Floats are complicated. Never trust them. We know the infamous $0.1 + 0.2 \neq 0.3$ (look up 0.30000000000000004.com)
This is because:
- The format for storing floating-point numbers which almost all computers use has limited precision,
- and that format uses binary, not decimal, and when converted to binary, 1/10 is an infinite recurring fraction
When summing many floating-point numbers, small values can get “lost” due to rounding. IEEE‑754 doubles store a sign, an 11‑bit exponent, and a 53‑bit significand (52 bits stored + 1 hidden leading bit). That means any real number you hold must be rounded to the nearest value whose binary fraction has ≤ 53 bits. For example:
double sum = 1e8;
sum += 1e-4; // stays 1e8
The problem is non-associativity. This can happen in situations like sampling where small instantaneous inputs can be added to a running total.

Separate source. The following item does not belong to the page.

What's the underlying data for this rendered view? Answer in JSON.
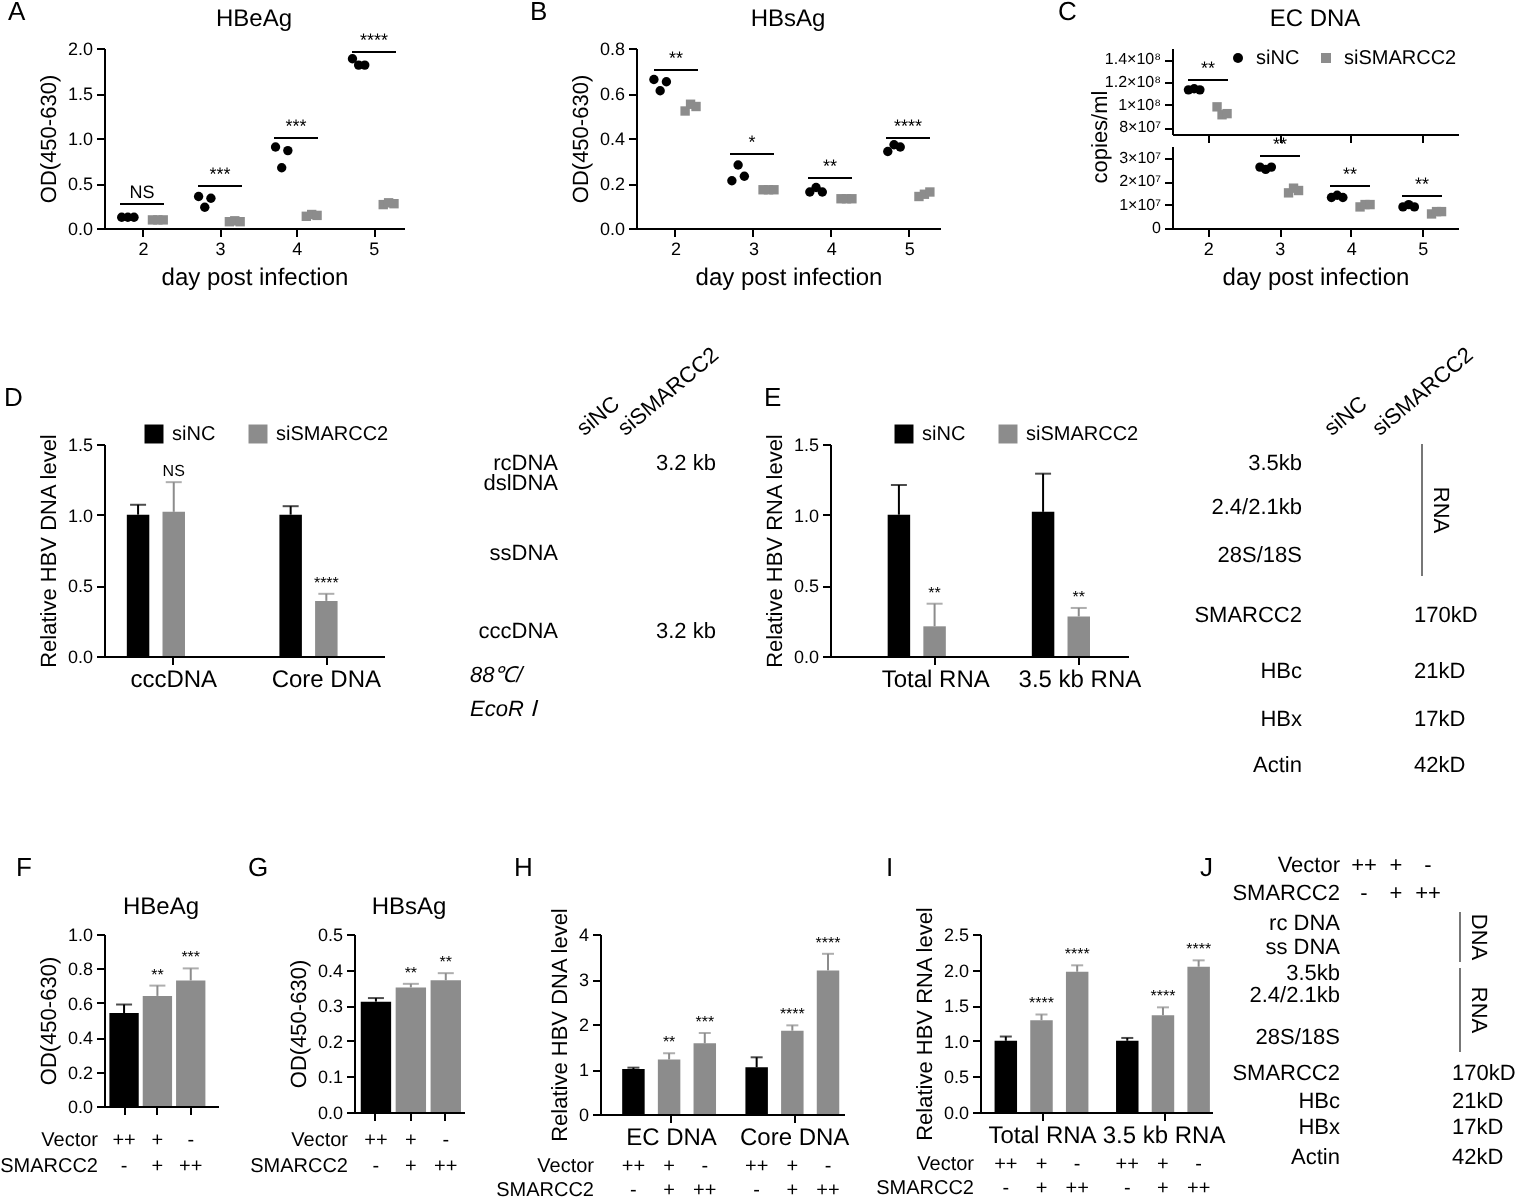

Consequently, $(a+b)+c$ can differ from $a + (b + c)$. Summing small numbers after large ones repeatedly causes their bits to be shifted out at every step, so total error can grow.
Kahan Summation
Kahan fixes this by tracking the rounding error and adding it back:
double kahanSum(const std::vector<double>& v) {
double sum = 0.0, c = 0.0;
for (double x : v) {
double y = x - c;
double t = sum + y;
c = (t - sum) - y;
sum = t;
}
return sum;
}
Kahan summation keeps a tiny compensation $𝑐$ that tracks the low‑order part that got rounded away at each step. On the next addition it adds $c$ back first, so those lost bits get a chance to land in higher, retainable positions of the significand before the big add happens, dramatically reducing loss.